In Sweden, heartland rock lives on in Linköping’s Lars Winnerbäck, who is widely popular in his homeland as well as Norway, and plays traditional rock and roll with honest and sometimes biting lyrics about Sweden’s small towns as well as its cities. We never really had that here. Bubbi certainly went through some Springsteen-ish phases, but honesty is not really his strong suit, and he has long since lost any connection with the working man. Some of his imitators, such as Rúnar Þór (although not taken very seriously), probably came closer. And then there was Bjartmar Guðlaugsson, who wrote rock-pop tunes with sharp social commentary in the ‘80s and was popular for a while. Iceland’s finest lyricist, Megas, although heavily influenced by Dylan, is too much of a poet, provocateur and satirist for mainstream rock, more ancient sage than working class hero. Country balls and coolness
The Reykjavík scene is cool, sarcastic and often quite original. It is aware of trends in London and even New York, but it does not delve into New Jersey or Texas or the vast Midwestern hinterlands of the US. Other Icelandic towns, apart from Keflavík, are mostly too small to develop their own unique musical identity, at least for any length of time. Aspiring musicians make their name in Reykjavík.
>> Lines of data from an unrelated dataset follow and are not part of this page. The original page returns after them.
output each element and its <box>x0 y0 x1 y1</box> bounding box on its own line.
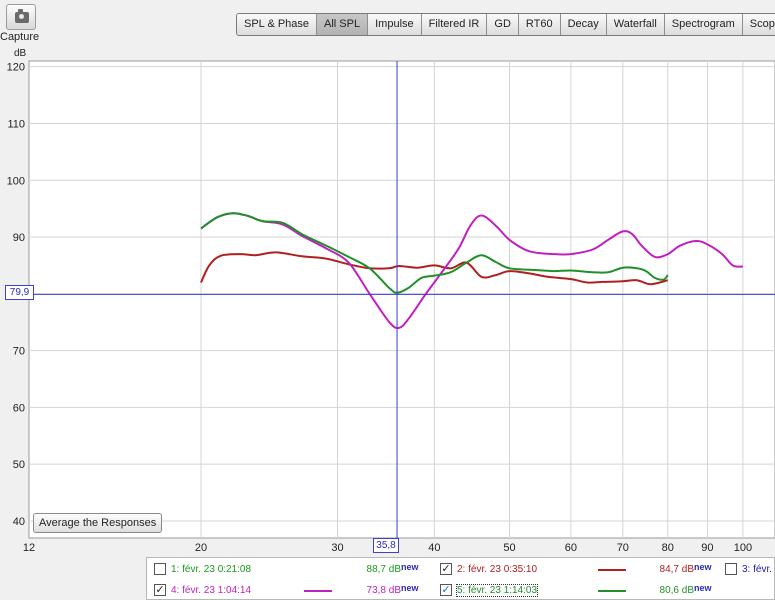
legend-item-3[interactable]: 3: févr. <box>725 561 775 578</box>
legend-checkbox-5[interactable]: ✓ <box>440 584 452 596</box>
legend-badge-4: new <box>401 583 419 593</box>
legend-checkbox-2[interactable]: ✓ <box>440 563 452 575</box>
legend-label-2: 2: févr. 23 0:35:10 <box>457 564 538 575</box>
legend-item-2[interactable]: ✓ 2: févr. 23 0:35:10 84,7 dB new <box>440 561 715 578</box>
x-tick-label: 90 <box>701 542 713 554</box>
y-tick-label: 40 <box>13 516 25 528</box>
x-tick-label: 60 <box>565 542 577 554</box>
legend-value-5: 80,6 dB <box>659 585 694 596</box>
y-tick-label: 110 <box>7 118 25 130</box>
cursor-x-readout: 35,8 <box>373 538 399 553</box>
y-tick-label: 70 <box>13 346 25 358</box>
legend-value-2: 84,7 dB <box>659 564 694 575</box>
y-tick-label: 100 <box>7 175 25 187</box>
legend-label-5: 5: févr. 23 1:14:03 <box>455 584 539 597</box>
legend-swatch-5 <box>598 590 626 592</box>
legend-value-1: 88,7 dB <box>366 564 401 575</box>
y-tick-label: 90 <box>13 232 25 244</box>
x-tick-label: 100 <box>734 542 752 554</box>
legend-label-4: 4: févr. 23 1:04:14 <box>171 585 252 596</box>
legend-badge-5: new <box>694 583 712 593</box>
spl-plot[interactable]: 405060708090100110120 122030405060708090… <box>0 0 775 560</box>
y-tick-label: 120 <box>7 62 25 74</box>
x-tick-label: 80 <box>662 542 674 554</box>
rew-window: Capture dB SPL & Phase All SPL Impulse Filt… <box>0 0 775 600</box>
legend-value-4: 73,8 dB <box>366 585 401 596</box>
x-tick-label: 20 <box>195 542 207 554</box>
legend-swatch-2 <box>598 569 626 571</box>
legend-label-3: 3: févr. <box>742 564 773 575</box>
legend-value-item-1: 88,7 dB new <box>347 561 442 578</box>
legend-item-5[interactable]: ✓ 5: févr. 23 1:14:03 80,6 dB new <box>440 582 715 599</box>
x-tick-label: 70 <box>617 542 629 554</box>
legend-swatch-4 <box>304 590 332 592</box>
x-tick-label: 50 <box>503 542 515 554</box>
y-tick-label: 50 <box>13 459 25 471</box>
legend-checkbox-4[interactable]: ✓ <box>154 584 166 596</box>
average-responses-button[interactable]: Average the Responses <box>33 513 163 533</box>
plot-area[interactable] <box>28 60 775 539</box>
measurement-legend: 1: févr. 23 0:21:08 88,7 dB new ✓ 2: fév… <box>146 557 775 600</box>
legend-badge-2: new <box>694 562 712 572</box>
x-tick-label: 40 <box>428 542 440 554</box>
legend-checkbox-1[interactable] <box>154 563 166 575</box>
x-tick-label: 12 <box>23 542 35 554</box>
legend-item-4[interactable]: ✓ 4: févr. 23 1:04:14 73,8 dB new <box>154 582 444 599</box>
x-tick-label: 30 <box>331 542 343 554</box>
legend-badge-1: new <box>401 562 419 572</box>
cursor-y-readout: 79,9 <box>5 285 34 300</box>
legend-label-1: 1: févr. 23 0:21:08 <box>171 564 252 575</box>
y-tick-label: 60 <box>13 402 25 414</box>
legend-checkbox-3[interactable] <box>725 563 737 575</box>
average-button-label: Average the Responses <box>39 517 157 529</box>
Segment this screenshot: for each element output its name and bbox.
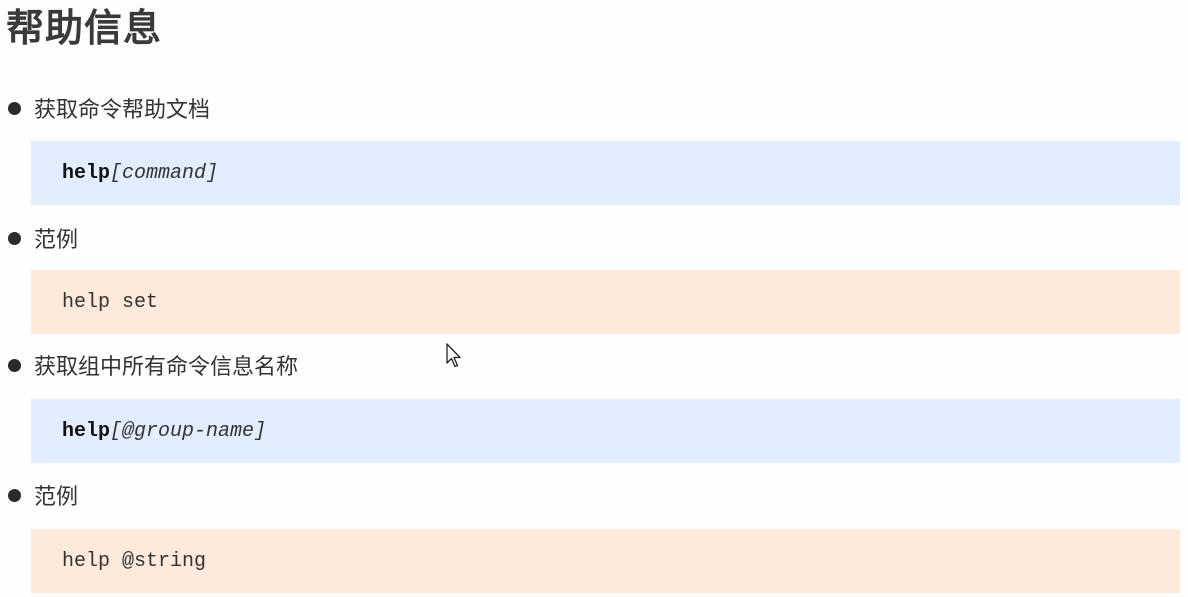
page-title: 帮助信息 xyxy=(6,6,163,50)
code-block-help-command: help [command] xyxy=(31,141,1180,205)
code-block-help-string: help @string xyxy=(31,529,1180,593)
bullet-icon xyxy=(8,488,21,502)
list-item-label: 获取组中所有命令信息名称 xyxy=(34,355,299,380)
code-block-help-group: help [@group-name] xyxy=(31,399,1180,463)
list-item-label: 范例 xyxy=(34,228,79,253)
code-text: help @string xyxy=(62,549,207,573)
list-item-label: 获取命令帮助文档 xyxy=(34,98,211,123)
list-item-get-group-commands: 获取组中所有命令信息名称 xyxy=(8,351,299,380)
code-block-help-set: help set xyxy=(31,270,1180,334)
list-item-example-2: 范例 xyxy=(8,481,79,510)
code-text: help set xyxy=(62,290,159,314)
bullet-icon xyxy=(8,358,21,372)
list-item-label: 范例 xyxy=(34,485,79,510)
code-argument: [@group-name] xyxy=(110,419,267,443)
code-keyword: help xyxy=(62,161,111,185)
list-item-get-help-doc: 获取命令帮助文档 xyxy=(8,94,211,123)
bullet-icon xyxy=(8,101,21,115)
mouse-pointer-icon xyxy=(446,343,461,368)
code-keyword: help xyxy=(62,419,111,443)
list-item-example-1: 范例 xyxy=(8,224,79,253)
code-argument: [command] xyxy=(110,161,219,185)
bullet-icon xyxy=(8,231,21,245)
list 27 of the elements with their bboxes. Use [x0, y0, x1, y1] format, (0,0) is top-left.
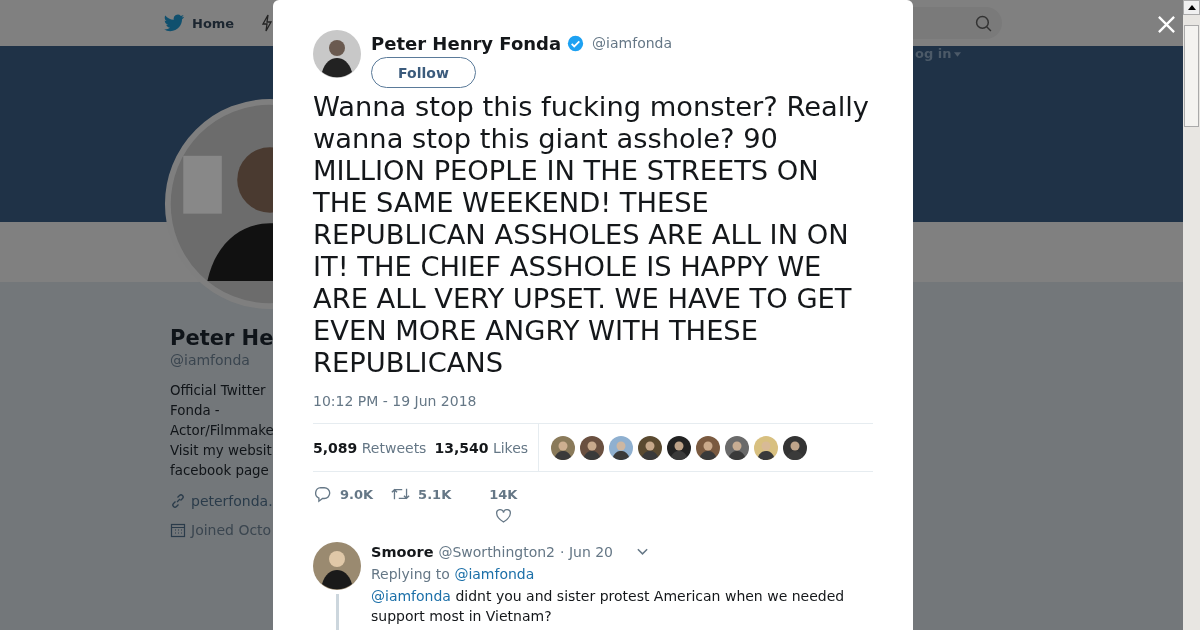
- reply-date[interactable]: · Jun 20: [560, 544, 614, 560]
- reply-author-name[interactable]: Smoore: [371, 544, 434, 560]
- retweet-button[interactable]: 5.1K: [391, 485, 452, 503]
- tweet-text: Wanna stop this fucking monster? Really wanna stop this giant asshole? 90 MILLION PEOPLE IN THE STREETS ON THE SAME WEEKEND! THESE REPUBLICAN ASSHOLES ARE ALL IN ON IT! THE CHIEF ASSHOLE IS HAPPY WE ARE ALL VERY UPSET. WE HAVE TO GET EVEN MORE ANGRY WITH THESE REPUBLICANS: [313, 91, 870, 379]
- tweet-timestamp[interactable]: 10:12 PM - 19 Jun 2018: [313, 393, 873, 409]
- bio-text: facebook page: [170, 462, 269, 480]
- stat-link[interactable]: 13,540 Likes: [434, 439, 529, 456]
- like-button[interactable]: 14K: [489, 485, 518, 524]
- bio-text: Official Twitter: [170, 382, 266, 400]
- mention-link[interactable]: @iamfonda: [454, 566, 535, 582]
- joined-date: Joined Octo: [191, 522, 272, 538]
- reply-text: @iamfonda didnt you and sister protest American when we needed support most in Vietnam?: [371, 587, 846, 626]
- profile-name: Peter He: [170, 326, 274, 350]
- bio-text: Visit my websit: [170, 442, 272, 460]
- reply-author-handle[interactable]: @Sworthington2: [438, 544, 555, 560]
- author-handle[interactable]: @iamfonda: [592, 35, 673, 51]
- reply-button[interactable]: 9.0K: [313, 485, 374, 503]
- bio-text: Fonda -: [170, 402, 220, 420]
- home-link[interactable]: Home: [192, 15, 235, 31]
- website-link[interactable]: peterfonda.: [191, 493, 273, 509]
- stat-link[interactable]: 5,089 Retweets: [313, 439, 427, 456]
- profile-handle: @iamfonda: [170, 352, 250, 368]
- bio-text: Actor/Filmmake: [170, 422, 274, 440]
- follow-button[interactable]: Follow: [371, 57, 476, 88]
- mention-link[interactable]: @iamfonda: [371, 588, 451, 604]
- author-name[interactable]: Peter Henry Fonda: [371, 32, 562, 54]
- replying-to-label: Replying to: [371, 566, 450, 582]
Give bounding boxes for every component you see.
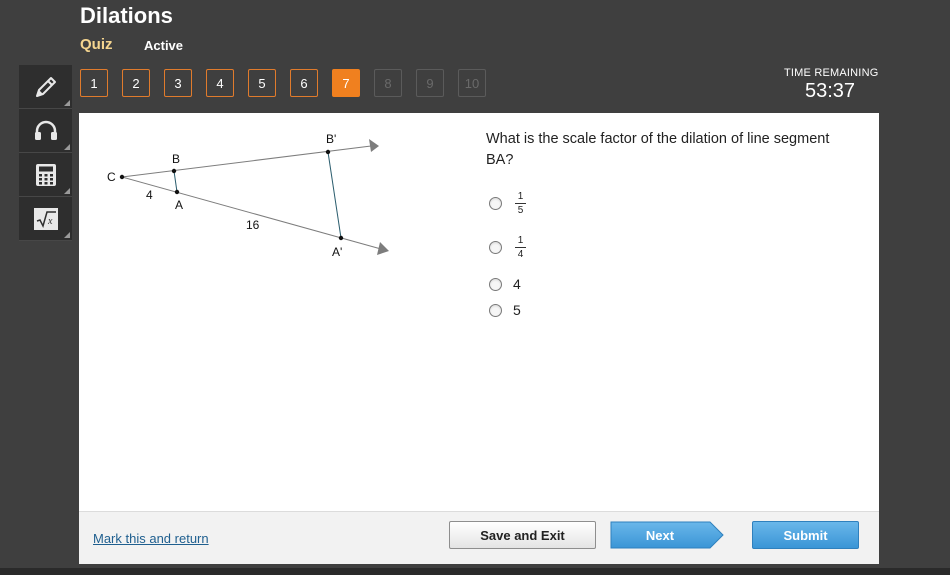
pencil-tool-button[interactable]	[19, 65, 72, 109]
calculator-tool-button[interactable]	[19, 153, 72, 197]
radio-button[interactable]	[489, 197, 502, 210]
length-ca: 4	[146, 188, 153, 202]
label-a: A	[175, 198, 183, 212]
label-c: C	[107, 170, 116, 184]
question-button-2[interactable]: 2	[122, 69, 150, 97]
numerator: 1	[517, 235, 524, 246]
question-panel: C B A B' A' 4 16 What is the scale facto…	[79, 113, 879, 564]
audio-tool-button[interactable]	[19, 109, 72, 153]
svg-text:x: x	[47, 216, 53, 227]
point-b	[171, 168, 177, 174]
label-b-prime: B'	[326, 132, 336, 146]
next-button-label: Next	[645, 527, 675, 543]
bottom-bar	[0, 568, 950, 575]
footer-bar: Mark this and return Save and Exit Next …	[79, 511, 879, 564]
option-5[interactable]: 5	[489, 302, 521, 318]
question-text: What is the scale factor of the dilation…	[486, 131, 830, 168]
fraction-bar	[515, 247, 526, 248]
question-button-7[interactable]: 7	[332, 69, 360, 97]
status-label: Active	[144, 38, 184, 53]
pencil-icon	[35, 76, 56, 97]
next-button[interactable]: Next	[610, 521, 724, 549]
label-a-prime: A'	[332, 245, 342, 259]
expand-corner-icon	[64, 232, 70, 238]
label-b: B	[172, 152, 180, 166]
question-button-8: 8	[374, 69, 402, 97]
segment-ba	[173, 170, 178, 193]
radio-button[interactable]	[489, 303, 502, 317]
submit-button[interactable]: Submit	[752, 521, 859, 549]
segment-b-prime-a-prime	[327, 151, 342, 239]
question-button-10: 10	[458, 69, 486, 97]
point-b-prime	[325, 149, 331, 155]
question-nav: 1 2 3 4 5 6 7 8 9 10	[80, 69, 500, 97]
length-a-a-prime: 16	[246, 218, 260, 232]
fraction: 1 4	[515, 235, 526, 260]
dilation-diagram: C B A B' A' 4 16	[107, 132, 389, 259]
denominator: 5	[517, 205, 524, 216]
save-and-exit-button[interactable]: Save and Exit	[449, 521, 596, 549]
ray-lower	[121, 176, 389, 255]
question-button-4[interactable]: 4	[206, 69, 234, 97]
fraction: 1 5	[515, 191, 526, 216]
question-button-9: 9	[416, 69, 444, 97]
question-button-5[interactable]: 5	[248, 69, 276, 97]
timer-value: 53:37	[805, 80, 856, 102]
question-button-3[interactable]: 3	[164, 69, 192, 97]
point-a-prime	[338, 235, 344, 241]
page-title: Dilations	[80, 3, 173, 28]
radio-button[interactable]	[489, 241, 502, 254]
square-root-icon: x	[33, 207, 58, 230]
question-button-6[interactable]: 6	[290, 69, 318, 97]
fraction-bar	[515, 203, 526, 204]
question-button-1[interactable]: 1	[80, 69, 108, 97]
option-label: 4	[513, 276, 521, 292]
expand-corner-icon	[64, 144, 70, 150]
expand-corner-icon	[64, 100, 70, 106]
point-a	[174, 189, 180, 195]
option-one-fifth[interactable]: 1 5	[489, 191, 526, 216]
expand-corner-icon	[64, 188, 70, 194]
calculator-icon	[35, 163, 56, 186]
option-4[interactable]: 4	[489, 276, 521, 292]
ray-upper	[121, 139, 379, 178]
option-label: 5	[513, 302, 521, 318]
point-c	[119, 174, 125, 180]
numerator: 1	[517, 191, 524, 202]
denominator: 4	[517, 249, 524, 260]
headphones-icon	[34, 120, 57, 140]
formula-tool-button[interactable]: x	[19, 197, 72, 241]
option-one-fourth[interactable]: 1 4	[489, 235, 526, 260]
mode-label: Quiz	[80, 36, 113, 53]
radio-button[interactable]	[489, 277, 502, 291]
mark-and-return-link[interactable]: Mark this and return	[93, 531, 209, 546]
timer-label: TIME REMAINING	[784, 67, 879, 79]
tool-sidebar: x	[19, 65, 72, 241]
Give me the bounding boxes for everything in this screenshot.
So what do Icelandic country folk listen to, then? Mostly, they just like to dance, and traditionally the best way to make a living out of playing music in Iceland is to hire a bus and travel around the countryside playing top 40 hits to inebriated audiences at balls (the infamous “sveitaball”). Some bands, such as Stuðmenn or Sálin, became big enough to be able to do both, attract the dancing crowds but yet play their original material. With enough hits, the boundary between country ball and full on concert became erased for some, but these were rarely the cutting edge bands.
So where does this all leave us? We still have the Reykjavik underground, where originality is highly prized but the attention of the bar crowds can be hard to maintain. Then we have the country balls (you can find versions of this in Reykjavík), where the attention span is pretty much irrelevant. Heartfelt cool?
The post-punk emphasis on originality has given us some pretty great music, some of which has been exported to the outside world. In this, we have done better than the more traditionalist Norwegians, although Sweden has a vibrant music scene largely ignored here.
The quest for something different has saved us from countless bands sporting Stetsons and steel guitars and singing about the simple things. Yet, there is a downside. In the ‘70s and ‘80s, when people first started writing lyrics in Icelandic, some very interesting stuff happened. This looked set to develop into all sorts of directions. Then Björk (no slouch as a lyricist herself) happened, world-wide success suddenly became a possibility, and the Icelandic lyric receded into the background.
Ironically, it is the pop bands, courting local success, that tend to sing (their mostly silly love songs) in Icelandic, whereas more serious musicians who can’t make a living domestically tend to opt for English. In neither case is there much emphasis on lyrical content. Now, if someone were to combine Americana’s love of heartfelt lyrics with Reykjavik cool and originality, it might be a very interesting prospect indeed.
With their propensity for obesity and economic mismanagement, one could be forgiven for thinking of the Icelanders as little Americans. Conventional wisdom would indeed suggest this. While the Scandinavians are busy constructing their welfare states full of equality and general contentment, the Icelanders prefer giving all their money to a select few for them to squander away. The same can be said of culture.